"The Retrenchment of the State Employee Workforce in Michigan," a paper by Charles Ballard and Nicole Funari, is basically a summary of a lengthier report by the Michigan House Fiscal Agency.1 As such, it provides some useful information. However, the conclusions drawn by the authors and attributed to the paper in the media are not substantiated by the data presented, and the use of the data is in some cases misleading.
For instance, despite Ballard and Funari's assertions to the contrary, one cannot conclude from evidence presented in the Ballard and Funari paper (or the original House Fiscal Agency report) that Michigan state employees are paid less than their counterparts in the private sector. A closer examination of the data suggests that the opposite could be the case. Nor, as another example, do the data show that state services are in jeopardy due to reduction in state employment. While it is clear that the number of classified state employees — that is, civil service employees — has declined from its peak in 2001, there are a number of conclusions one can draw from this other than that state services are in jeopardy.[*] It may be that productivity of state employees has risen or that there were more than an efficient number of state employees at the employment peak. In addition, total state employment, including legislative and administrative unclassified workers and state university and agencies personnel, fell by only 1 percent over this same period.

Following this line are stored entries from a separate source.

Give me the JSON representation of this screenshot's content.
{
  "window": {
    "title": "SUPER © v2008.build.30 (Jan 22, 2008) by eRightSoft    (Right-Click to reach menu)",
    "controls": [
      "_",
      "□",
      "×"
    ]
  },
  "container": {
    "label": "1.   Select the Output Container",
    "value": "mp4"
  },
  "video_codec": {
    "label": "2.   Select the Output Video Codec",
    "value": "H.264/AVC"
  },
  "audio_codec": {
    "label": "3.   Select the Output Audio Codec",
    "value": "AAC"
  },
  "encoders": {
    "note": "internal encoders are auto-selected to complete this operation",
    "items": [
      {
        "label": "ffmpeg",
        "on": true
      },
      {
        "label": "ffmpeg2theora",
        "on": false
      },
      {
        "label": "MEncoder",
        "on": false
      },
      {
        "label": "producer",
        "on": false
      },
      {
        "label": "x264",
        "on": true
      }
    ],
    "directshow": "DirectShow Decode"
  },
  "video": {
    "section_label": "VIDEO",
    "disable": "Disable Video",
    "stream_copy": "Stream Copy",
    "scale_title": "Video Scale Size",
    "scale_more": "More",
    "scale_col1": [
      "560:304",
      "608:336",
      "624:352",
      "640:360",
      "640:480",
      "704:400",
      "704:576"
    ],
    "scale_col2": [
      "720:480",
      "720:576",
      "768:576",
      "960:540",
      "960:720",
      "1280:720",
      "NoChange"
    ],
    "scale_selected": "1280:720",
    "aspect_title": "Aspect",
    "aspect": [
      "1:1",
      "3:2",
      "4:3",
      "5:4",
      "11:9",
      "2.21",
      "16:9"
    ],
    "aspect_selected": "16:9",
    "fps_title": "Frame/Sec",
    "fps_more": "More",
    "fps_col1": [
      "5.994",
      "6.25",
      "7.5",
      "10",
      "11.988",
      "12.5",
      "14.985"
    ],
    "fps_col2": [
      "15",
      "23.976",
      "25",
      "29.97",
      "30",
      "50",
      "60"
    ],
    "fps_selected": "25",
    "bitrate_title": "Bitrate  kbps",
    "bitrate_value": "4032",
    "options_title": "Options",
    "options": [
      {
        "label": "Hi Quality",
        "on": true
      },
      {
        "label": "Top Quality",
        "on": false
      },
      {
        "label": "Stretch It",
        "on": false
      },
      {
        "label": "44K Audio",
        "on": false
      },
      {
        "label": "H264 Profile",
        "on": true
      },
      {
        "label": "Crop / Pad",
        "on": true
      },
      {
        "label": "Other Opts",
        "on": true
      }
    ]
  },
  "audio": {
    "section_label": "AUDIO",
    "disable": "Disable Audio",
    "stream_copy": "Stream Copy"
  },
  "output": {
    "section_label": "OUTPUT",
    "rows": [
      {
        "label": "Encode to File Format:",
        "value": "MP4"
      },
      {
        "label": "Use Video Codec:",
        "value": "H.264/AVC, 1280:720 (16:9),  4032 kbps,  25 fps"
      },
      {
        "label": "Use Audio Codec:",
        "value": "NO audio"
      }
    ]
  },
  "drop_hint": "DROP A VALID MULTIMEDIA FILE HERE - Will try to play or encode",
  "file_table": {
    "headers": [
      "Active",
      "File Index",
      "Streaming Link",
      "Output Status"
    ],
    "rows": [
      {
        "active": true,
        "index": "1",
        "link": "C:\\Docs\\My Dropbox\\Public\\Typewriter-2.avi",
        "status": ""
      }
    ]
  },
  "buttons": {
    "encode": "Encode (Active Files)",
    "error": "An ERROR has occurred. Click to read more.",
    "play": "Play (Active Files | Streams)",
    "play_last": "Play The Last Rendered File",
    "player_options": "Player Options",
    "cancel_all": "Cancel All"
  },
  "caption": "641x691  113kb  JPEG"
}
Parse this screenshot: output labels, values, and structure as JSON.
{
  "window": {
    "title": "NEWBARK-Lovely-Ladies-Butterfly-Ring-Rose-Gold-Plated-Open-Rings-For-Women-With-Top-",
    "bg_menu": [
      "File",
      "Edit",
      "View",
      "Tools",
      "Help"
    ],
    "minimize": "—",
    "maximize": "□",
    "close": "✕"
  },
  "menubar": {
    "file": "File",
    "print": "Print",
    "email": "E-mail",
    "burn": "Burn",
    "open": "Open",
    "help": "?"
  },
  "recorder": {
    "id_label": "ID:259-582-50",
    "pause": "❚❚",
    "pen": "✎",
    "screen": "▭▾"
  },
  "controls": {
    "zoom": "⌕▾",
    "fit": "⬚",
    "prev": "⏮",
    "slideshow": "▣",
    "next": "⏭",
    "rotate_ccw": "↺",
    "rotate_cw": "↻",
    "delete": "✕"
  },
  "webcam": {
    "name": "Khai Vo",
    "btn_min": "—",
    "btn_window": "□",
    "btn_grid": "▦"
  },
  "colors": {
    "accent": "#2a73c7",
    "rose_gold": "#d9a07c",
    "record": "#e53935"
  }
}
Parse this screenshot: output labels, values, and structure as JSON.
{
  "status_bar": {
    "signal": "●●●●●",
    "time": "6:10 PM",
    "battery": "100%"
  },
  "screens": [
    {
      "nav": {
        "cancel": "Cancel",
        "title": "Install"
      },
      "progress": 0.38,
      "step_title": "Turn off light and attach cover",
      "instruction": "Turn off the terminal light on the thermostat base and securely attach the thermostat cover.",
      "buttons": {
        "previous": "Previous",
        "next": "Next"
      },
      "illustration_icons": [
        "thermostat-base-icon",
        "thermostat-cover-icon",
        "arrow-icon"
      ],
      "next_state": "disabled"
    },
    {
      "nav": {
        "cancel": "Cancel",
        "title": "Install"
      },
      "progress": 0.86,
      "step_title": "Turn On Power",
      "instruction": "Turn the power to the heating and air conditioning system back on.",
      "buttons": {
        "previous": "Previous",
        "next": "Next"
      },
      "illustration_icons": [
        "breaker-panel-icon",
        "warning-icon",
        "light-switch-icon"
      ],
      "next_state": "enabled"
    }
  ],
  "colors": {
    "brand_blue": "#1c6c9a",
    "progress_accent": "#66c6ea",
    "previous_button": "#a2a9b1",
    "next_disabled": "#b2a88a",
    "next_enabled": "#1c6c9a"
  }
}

The authors admit that the report is not designed to come to the conclusions attributed to it. For example, on the first page of the report, the authors write, "No attempt will be made to assess the optimal number of state employees, or the optimal compensation." However, in the same paragraph, they write with no supporting documentation, "Further cuts will run an increasing risk of leaving state government unable to perform its vital functions."[†] Later in the paper, the authors write: "A complete comparison of the earnings of state workers with the earnings of private-sector workers would require a sophisticated econometric analysis, controlling for a host of variables. Such an analysis is beyond the scope of this report." The authors are indeed correct that an econometric analysis would be needed to do a proper comparison and that this was obviously beyond the scope of the paper, yet they conclude that state employees are on average paid less than their private-sector counterparts. This paper will demonstrate that the conclusions of Ballard and Funari are disputable by pointing out numerous limitations in their analysis. These include:
- Using data on civil service classified employment to draw conclusions about growth in state employment, while not discussing total state employment
- Reaching unsubstantiated conclusions regarding the connection between state classified employment and state services
- Failing to account for differentials in non-wage employee compensation when comparing state employees with private-sector employees
- Underestimating state employee compensation by ignoring pension and other retiree benefits, such as health care coverage
- Using data and surveys in a confusing and misleading way when discussing educational background differentials between state and private-sector employees
- Drawing conclusions about state employee real wage growth from only a subset of state employees
- Not comparing state employee real wage growth with Michigan private-sector real wage growth
- Failing to account for the benefits that state employees received in compensatory leave time in the wage-reduction agreement of fiscal 2004
- Overestimating the role of current state employees in addressing the state's budgetary problems.
[*] As described by the state House Fiscal Agency, "The Constitution of the State of Michigan of 1963, Article XI, Section 5, establishes the classified state civil service and authorizes the Civil Service Commission (CSC) to classify all state positions and establish state employee compensation rates." (Wild, Stansell, and Bean, “Civil Service Salary and Benefit Comparisons,” 3.) Hence, the term "classified state employees” is often used to mean “civil service employees."
[†] There are a number of other assumptions that are reasonable. For instance, the substitution of technology and capital for labor could lead to improved delivery of key services.